In his most recent Newsarama column, Marvel Comics’ Editor-in-Chief and artist Joe Quesada said something about the act of creating that got my attention.
When a fan asked him how he stores his comic collection, Joe used the question to seque into another topic: “I have next to nothing of the comics created over my tenure in my collection. I remember an artist once telling me that you will never be able to do your best work until you lose reverence for the work that you do. I found that to be an incredible truth about creation, if you hold it too dear you tend to focus on the tree and not the forest. It’s the same with what I do as EIC. While I love the books that we’re currently producing and feel that we get better with every issue, I don’t hold any of it in reverence or permanence. Spend too much time admiring any accomplishment or holding onto one for too long, don’t be surprised if you never have any more.”
I’ve written some stuff that I’m pretty proud of, but I’m green enough that I haven’t really been tempted to fall in love with my own work yet. It’s an interesting, potential pitfall though that kind of goes along with the concept of “killing your darlings.” I can see how getting emotionally attached to your work could cause you to lose the objectivity you need to know when it needs to be better.
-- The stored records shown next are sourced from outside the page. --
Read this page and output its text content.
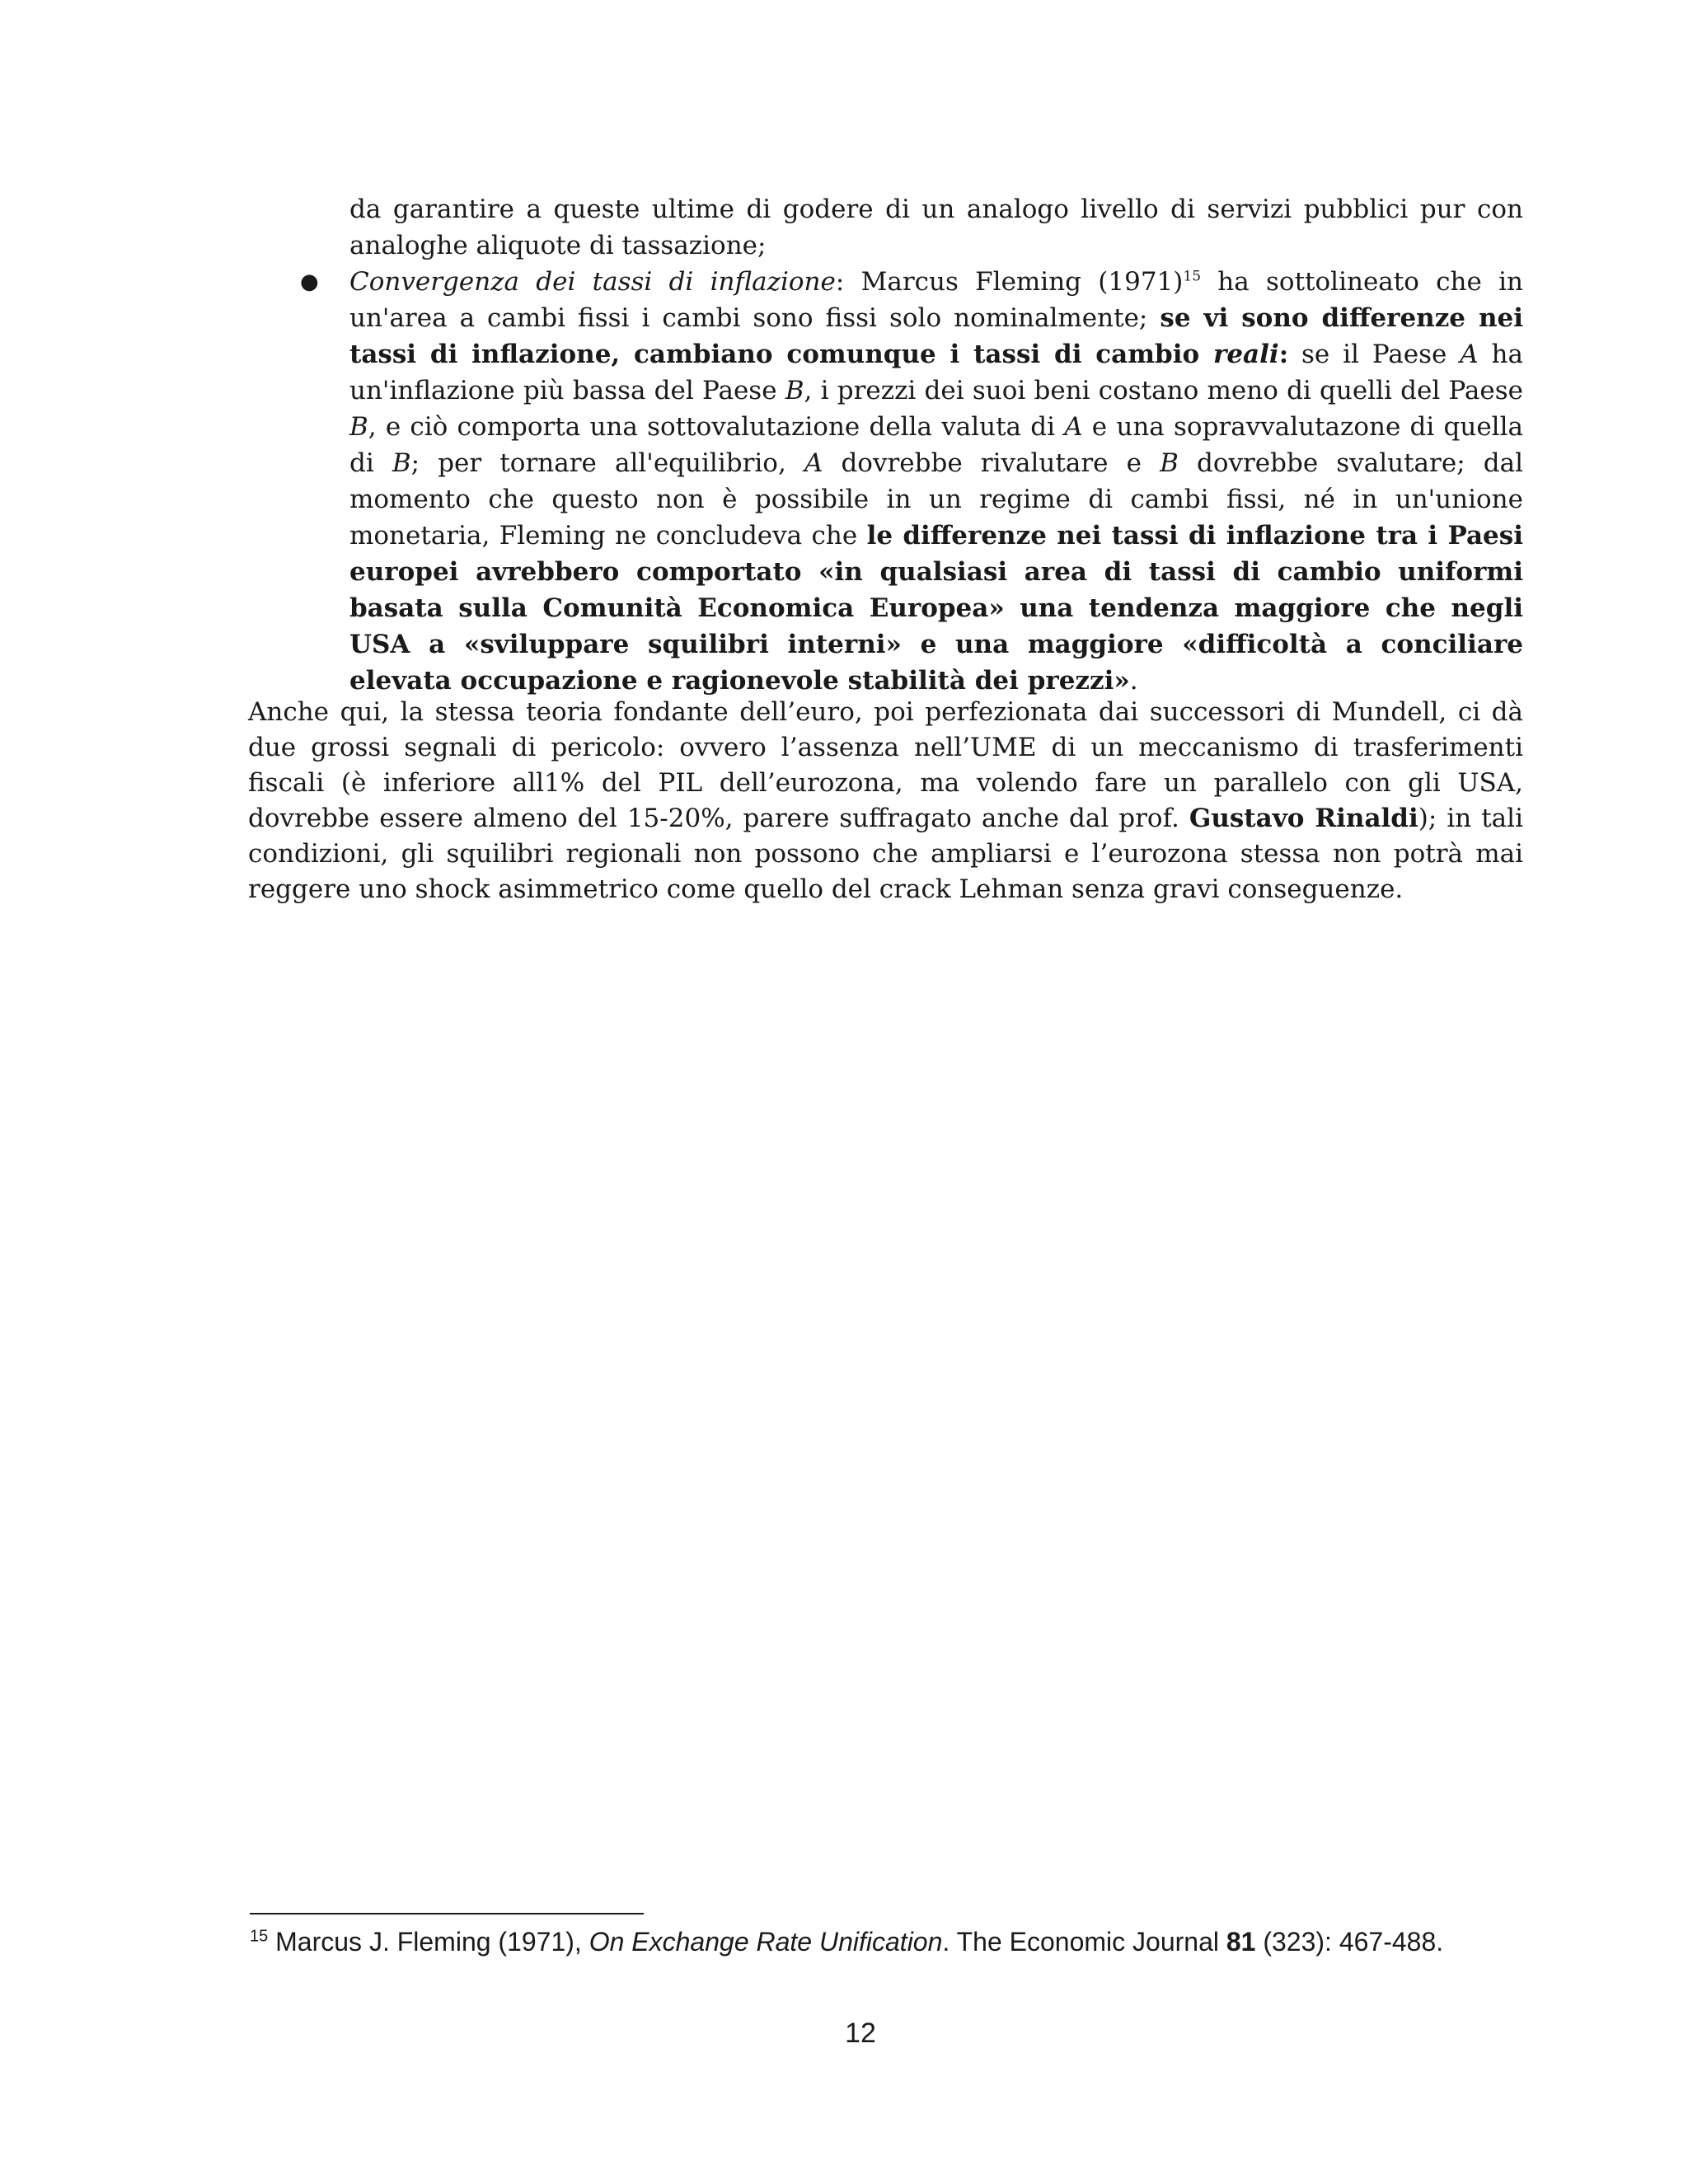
da garantire a queste ultime di godere di un analogo livello di servizi pubblici pur con analoghe aliquote di tassazione;

● Convergenza dei tassi di inflazione: Marcus Fleming $(1971)^{15}$ ha sottolineato che in un'area a cambi fissi i cambi sono fissi solo nominalmente; se vi sono differenze nei tassi di inflazione, cambiano comunque i tassi di cambio reali: se il Paese A ha un'inflazione più bassa del Paese B, i prezzi dei suoi beni costano meno di quelli del Paese B, e ciò comporta una sottovalutazione della valuta di A e una sopravvalutazone di quella di B; per tornare all'equilibrio, A dovrebbe rivalutare e B dovrebbe svalutare; dal momento che questo non è possibile in un regime di cambi fissi, né in un'unione monetaria, Fleming ne concludeva che le differenze nei tassi di inflazione tra i Paesi europei avrebbero comportato «in qualsiasi area di tassi di cambio uniformi basata sulla Comunità Economica Europea» una tendenza maggiore che negli USA a «sviluppare squilibri interni» e una maggiore «difficoltà a conciliare elevata occupazione e ragionevole stabilità dei prezzi».

Anche qui, la stessa teoria fondante dell’euro, poi perfezionata dai successori di Mundell, ci dà due grossi segnali di pericolo: ovvero l’assenza nell’UME di un meccanismo di trasferimenti fiscali (è inferiore all1% del PIL dell’eurozona, ma volendo fare un parallelo con gli USA, dovrebbe essere almeno del 15-20%, parere suffragato anche dal prof. Gustavo Rinaldi); in tali condizioni, gli squilibri regionali non possono che ampliarsi e l’eurozona stessa non potrà mai reggere uno shock asimmetrico come quello del crack Lehman senza gravi conseguenze.

$^{15}$ Marcus J. Fleming (1971), On Exchange Rate Unification. The Economic Journal 81 (323): 467-488.

12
Something to keep in mind for later.
Because I’m writing a comic about giant monsters destroying the world, I’m interested in other stuff going on in the genre. I don’t know if this counts, but Trey Parker and Matt Stone are making a movie called Giant Monsters Attack Japan! Production starts next year.
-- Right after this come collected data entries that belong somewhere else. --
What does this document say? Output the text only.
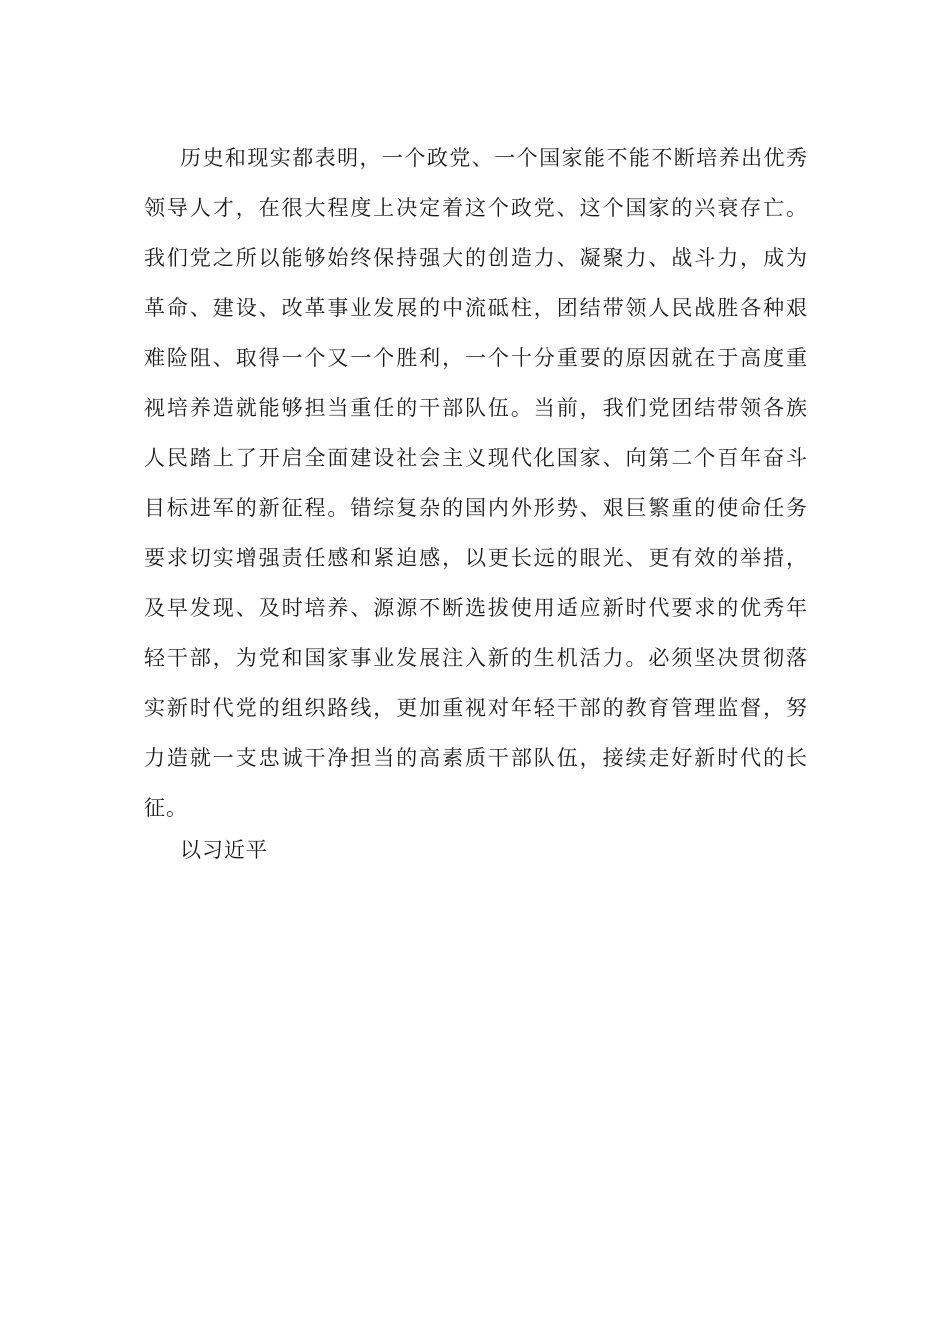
历史和现实都表明，一个政党、一个国家能不能不断培养出优秀
领导人才，在很大程度上决定着这个政党、这个国家的兴衰存亡。
我们党之所以能够始终保持强大的创造力、凝聚力、战斗力，成为
革命、建设、改革事业发展的中流砥柱，团结带领人民战胜各种艰
难险阻、取得一个又一个胜利，一个十分重要的原因就在于高度重
视培养造就能够担当重任的干部队伍。当前，我们党团结带领各族
人民踏上了开启全面建设社会主义现代化国家、向第二个百年奋斗
目标进军的新征程。错综复杂的国内外形势、艰巨繁重的使命任务
要求切实增强责任感和紧迫感，以更长远的眼光、更有效的举措，
及早发现、及时培养、源源不断选拔使用适应新时代要求的优秀年
轻干部，为党和国家事业发展注入新的生机活力。必须坚决贯彻落
实新时代党的组织路线，更加重视对年轻干部的教育管理监督，努
力造就一支忠诚干净担当的高素质干部队伍，接续走好新时代的长
征。
以习近平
Because it’s them, expect it to be intentionally corny. Especially since they’ll be using guys in rubber suits to play the monsters.
Apparently, there’s a Captain Jack spin-off in the works called Torchwood that’ll air on BBC Three this fall. I don’t know how I feel about that. On the one hand, Captain Jack is a cool character and I’m interested in seeing a show about his adventures. On the other, I can see myself not enjoying it because I’d be constantly troubled about the fact that there was no Doctor in it. Best to give it a shot and see, I guess.
Too bad they’ve scuttled the Rose Tyler spin-off. At least it would’ve had Billie Piper in it.
McFarlane Toys has released images of their line of Lost action figures and playsets. They don’t look like the kind of thing you can really play with, but man are they ever pretty.
Anthony Stacchi and David Feiss are directing an animated movie called Hotel Transylvania. They describe it as a domestic drama a la The Sopranos, but with classic monster characters. The Bride of Frankenstein is leaving the Monster; Dracula’s Daughter is causing problems for her dad; the Wolf Man and the Mummy have troubles of their own. So far, so good.
What concerns me is the comedic level of the previous work of the two directors (see below), as well as their take on the concept. In an interview with Sci Fi Wire, Stacchi says, “As a kid… I always felt bad for the monsters. I didn’t get the sort of Victorian horror of Frankenstein and Dracula. I was like, ‘Why don’t they leave them alone? Why are they beating them up? Why do they shoot King Kong? Leave them alone.’ And I always wanted to do a movie where you’d get to see that other side of them and see why they were these sort of sad, tortured souls. I mean, Frankenstein didn’t ask to be made. Werewolf didn’t ask to be made a werewolf. Or the rest of them.”
The thing is, King Kong, Frankenstein, and The Wolf Man did a pretty darn good job showing that their monsters were both sad and tortured. There’s no need for a cartoon made by the creators of Open Season and ALF: The Animated Series to hammer that idea home. As for “the rest of them,” maybe I didn’t see the same versions of those movies that Stacchi did, but I’m pretty sure that Dracula and the Mummy were just evil and deserved what they got.
Speaking of Dean Koontz’s Frankenstein books, he’s plotted them, but isn’t writing them by himself. One of his collaborators (on the not-yet-released third book in the series) is crime author Ed Gorman, who I bring up because he’s got a new column at Bookgasm called “What Ed Read.”
In his first article, Gorman recommends The Evidence of the Sword, a collection of mystery stories by swashbuckler writer Rafael Sabatini. So, the author of Captain Blood and Scaramouche also wrote “deductive detective fiction set in various historical times?” Sold!